Foglia: laissez-nous vous violer en paix!

Il est presque quatre heures du matin. Les aiguilles tournent, menaçantes, lourdes de la prédiction d’une journée désastreuse. Il est presque quatre heures, mais je ne suis certainement pas la seule femme à chercher le sommeil. Les dernières semaines ont été dures. Jour après jour, nuit après nuit, les premiers instants de mes matins comme les derniers de mes soirées ont été bouleversés par un témoignage d’agression sexuelle.

Huit heures. Le réveil sonne. #BeenRapedNeverReported. Une amie. Tant pis pour le déjeuner, l’appétit est coupé.

Minuit. La lumière s’éteint. #AgressionNonDénoncée. Une inconnue. La nuit sera agitée de cauchemars. Les souvenirs se mêlent aux peurs profondément enfouies.

Si je vous raconte tout ça, c’est parce que vous semblez dépourvu de toute compassion. Je ne sais pas si vous vous trouvez original, mais, de ce côté-ci de la lutte pour l’égalité, on vous a vu venir à des kilomètres. Votre discours, on l’entend en continu depuis toujours, c’est le discours d’un enfant gâté auquel on retire sa sucette volée, c’est le cri du cœur de ceux qui n’en ont pas, c’est la plainte pathétique de ces hommes qui, les pauvres, souffrent tant pendant qu’on s’amuse comme des folles.

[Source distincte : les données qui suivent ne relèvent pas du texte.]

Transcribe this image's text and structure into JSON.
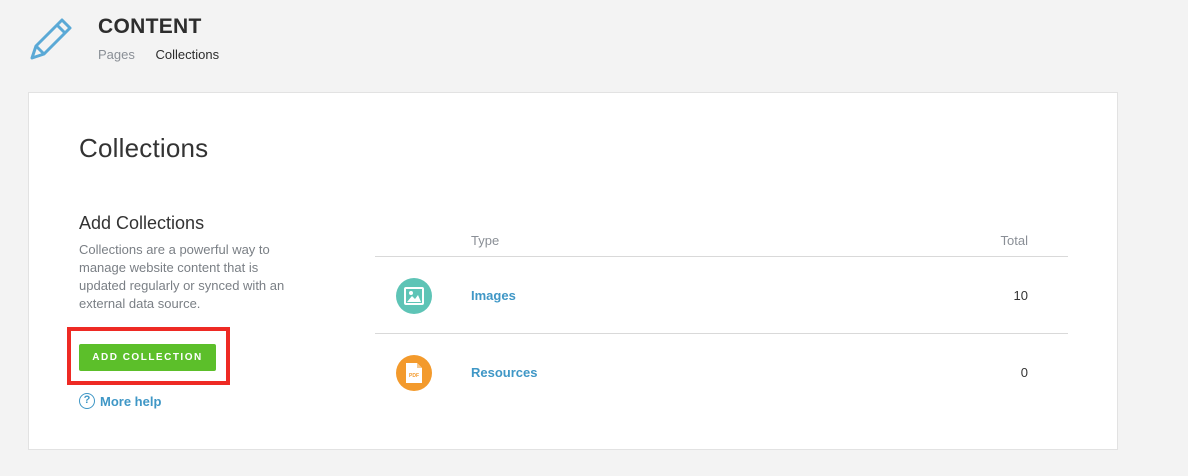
{
  "header": {
    "title": "CONTENT",
    "nav": [
      {
        "label": "Pages",
        "active": false
      },
      {
        "label": "Collections",
        "active": true
      }
    ],
    "icon": "pencil-icon",
    "accent_color": "#5aa9d6"
  },
  "main": {
    "title": "Collections",
    "add": {
      "title": "Add Collections",
      "description": "Collections are a powerful way to manage website content that is updated regularly or synced with an external data source.",
      "button_label": "ADD COLLECTION",
      "button_color": "#5cbf2a",
      "highlight_color": "#ee2a24",
      "help_label": "More help",
      "help_icon": "question-circle-icon"
    },
    "table": {
      "columns": {
        "type": "Type",
        "total": "Total"
      },
      "rows": [
        {
          "name": "Images",
          "total": "10",
          "icon": "image-icon",
          "icon_color": "#5ec4b6"
        },
        {
          "name": "Resources",
          "total": "0",
          "icon": "pdf-file-icon",
          "icon_color": "#f39a2c",
          "icon_text": "PDF"
        }
      ]
    }
  }
}
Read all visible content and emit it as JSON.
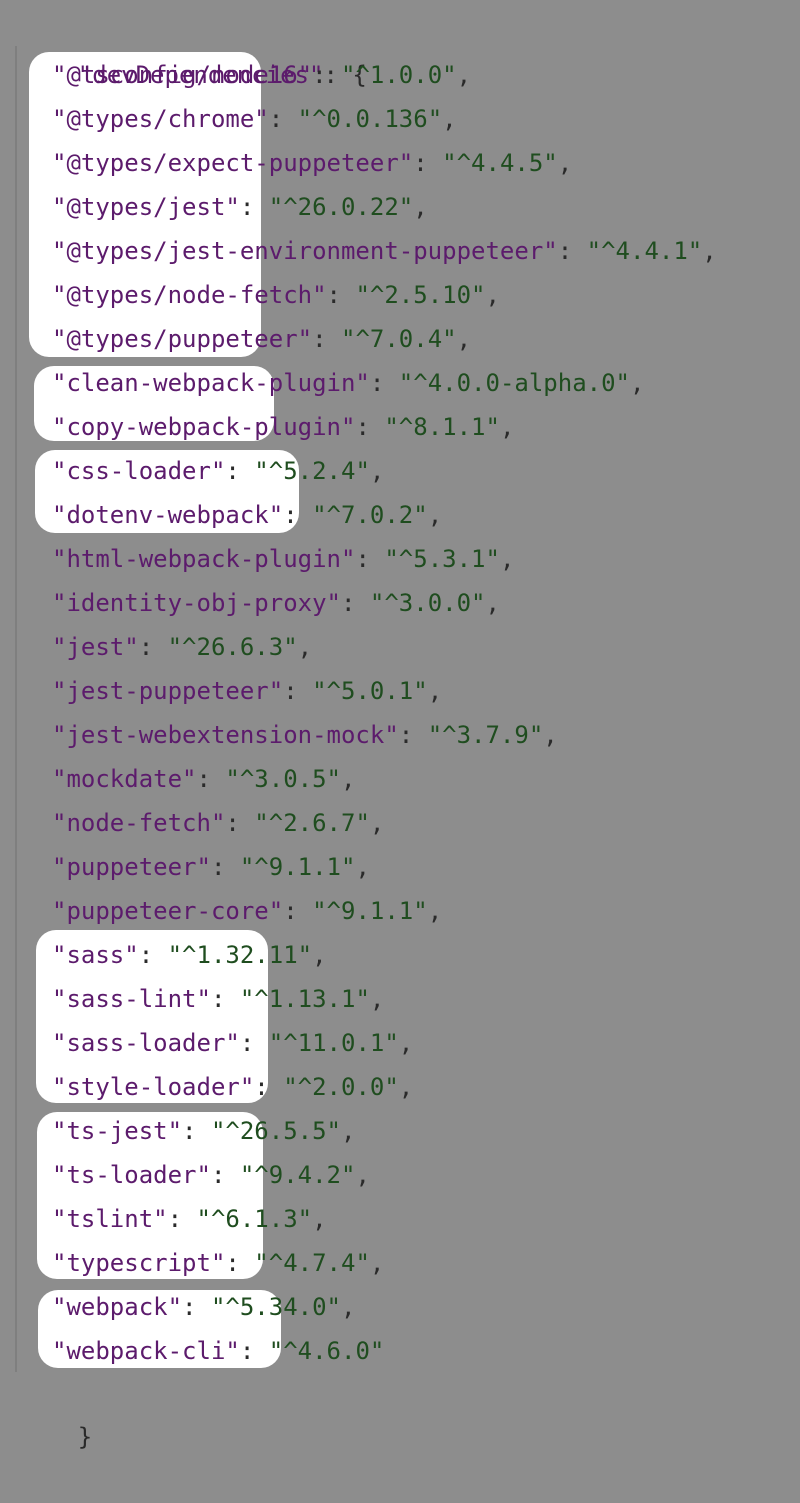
{
  "root_key": "\"devDependencies\"",
  "opening_brace": "{",
  "closing_brace": "}",
  "dependencies": [
    {
      "name": "\"@tsconfig/node16\"",
      "version": "\"^1.0.0\""
    },
    {
      "name": "\"@types/chrome\"",
      "version": "\"^0.0.136\""
    },
    {
      "name": "\"@types/expect-puppeteer\"",
      "version": "\"^4.4.5\""
    },
    {
      "name": "\"@types/jest\"",
      "version": "\"^26.0.22\""
    },
    {
      "name": "\"@types/jest-environment-puppeteer\"",
      "version": "\"^4.4.1\""
    },
    {
      "name": "\"@types/node-fetch\"",
      "version": "\"^2.5.10\""
    },
    {
      "name": "\"@types/puppeteer\"",
      "version": "\"^7.0.4\""
    },
    {
      "name": "\"clean-webpack-plugin\"",
      "version": "\"^4.0.0-alpha.0\""
    },
    {
      "name": "\"copy-webpack-plugin\"",
      "version": "\"^8.1.1\""
    },
    {
      "name": "\"css-loader\"",
      "version": "\"^5.2.4\""
    },
    {
      "name": "\"dotenv-webpack\"",
      "version": "\"^7.0.2\""
    },
    {
      "name": "\"html-webpack-plugin\"",
      "version": "\"^5.3.1\""
    },
    {
      "name": "\"identity-obj-proxy\"",
      "version": "\"^3.0.0\""
    },
    {
      "name": "\"jest\"",
      "version": "\"^26.6.3\""
    },
    {
      "name": "\"jest-puppeteer\"",
      "version": "\"^5.0.1\""
    },
    {
      "name": "\"jest-webextension-mock\"",
      "version": "\"^3.7.9\""
    },
    {
      "name": "\"mockdate\"",
      "version": "\"^3.0.5\""
    },
    {
      "name": "\"node-fetch\"",
      "version": "\"^2.6.7\""
    },
    {
      "name": "\"puppeteer\"",
      "version": "\"^9.1.1\""
    },
    {
      "name": "\"puppeteer-core\"",
      "version": "\"^9.1.1\""
    },
    {
      "name": "\"sass\"",
      "version": "\"^1.32.11\""
    },
    {
      "name": "\"sass-lint\"",
      "version": "\"^1.13.1\""
    },
    {
      "name": "\"sass-loader\"",
      "version": "\"^11.0.1\""
    },
    {
      "name": "\"style-loader\"",
      "version": "\"^2.0.0\""
    },
    {
      "name": "\"ts-jest\"",
      "version": "\"^26.5.5\""
    },
    {
      "name": "\"ts-loader\"",
      "version": "\"^9.4.2\""
    },
    {
      "name": "\"tslint\"",
      "version": "\"^6.1.3\""
    },
    {
      "name": "\"typescript\"",
      "version": "\"^4.7.4\""
    },
    {
      "name": "\"webpack\"",
      "version": "\"^5.34.0\""
    },
    {
      "name": "\"webpack-cli\"",
      "version": "\"^4.6.0\""
    }
  ],
  "colors": {
    "background": "#8d8d8d",
    "highlight": "#ffffff",
    "key": "#5c1b6c",
    "value": "#1f4d1f"
  }
}
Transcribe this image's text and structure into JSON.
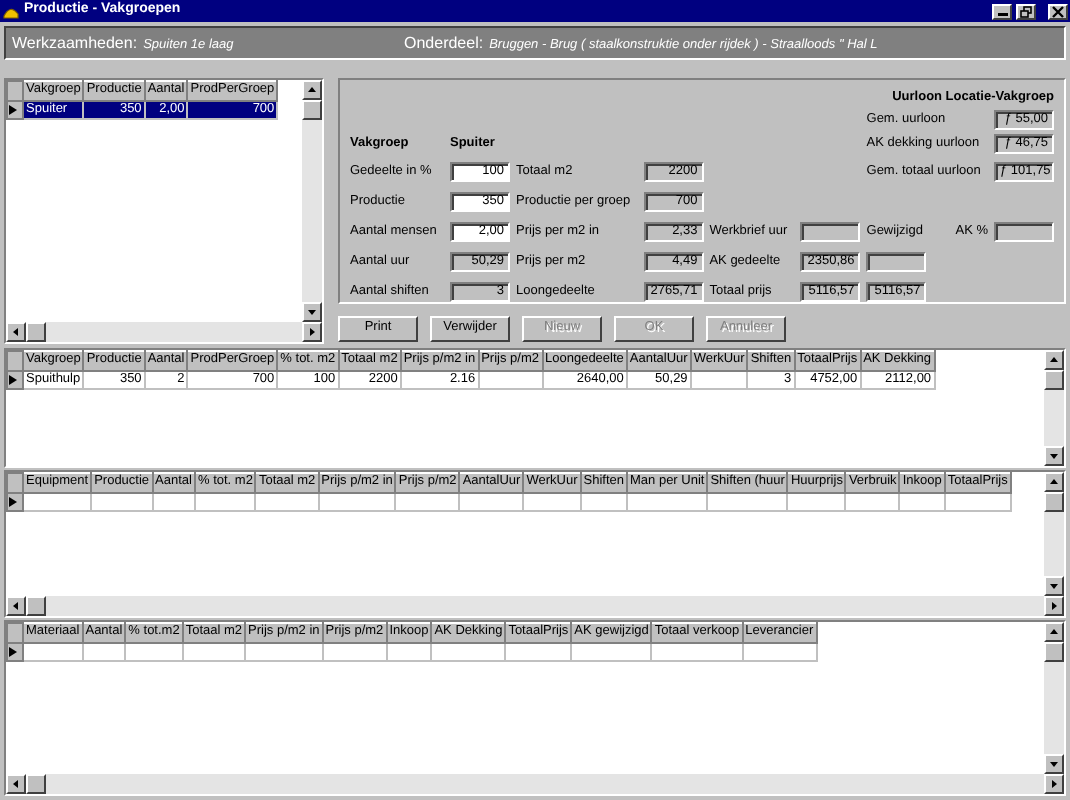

Ce n’est évidemment pas seulement la compassion qui vous a fait défaut cette semaine. On identifie sans peine les carences en bon sens. Parce que, pour voir des milliers de femmes raconter péniblement le viol qu’on leur a fait subir et plaindre conséquemment les hommes, ou pour lire le récit d’autant d’agresseurs impunis et pour les trouver victimes, il faut, au choix, avoir oublié ses neurones dans sa valise ou être de très mauvaise foi. Ou les deux, probablement.

Mais bon. Qu’importe si vous nous faites souffrir par votre discours pro-viol et masculiniste. De toute façon, vous n’avez rien à vous reprocher, n’est-ce pas? C’est-pas-vous-c’est-l’autre, bien entendu. Vous n’avez jamais violé personne, comme vous le dites si bien. Dites-moi, combien d’hommes avez-vous vu avouer publiquement avoir déjà violé une femme? Vous comprendrez qu’on doute, M. Foglia, de la sincérité de cette garantie d’innocence. Alors que vous n’avez manifestement pas la moindre idée de ce qu’est le consentement (et, hélas, vous n’êtes pas le seul), comme il appert en survolant votre texte, on peut douter doublement. La plupart des agresseurs ne savent pas – ou ne veulent pas savoir – qu’ils sont des violeurs. Le déni est tellement plus facile. Surtout quand on a le poids de la société, bien enlisée dans la culture du viol dont on nie farouchement l’existence, de notre côté. Surtout quand des journalistes profitent de leur tribune pour vous absoudre. Le courage, c’est se placer du côté de ceux qui fessent à dix contre une. Heureusement que vous n’en manquez pas.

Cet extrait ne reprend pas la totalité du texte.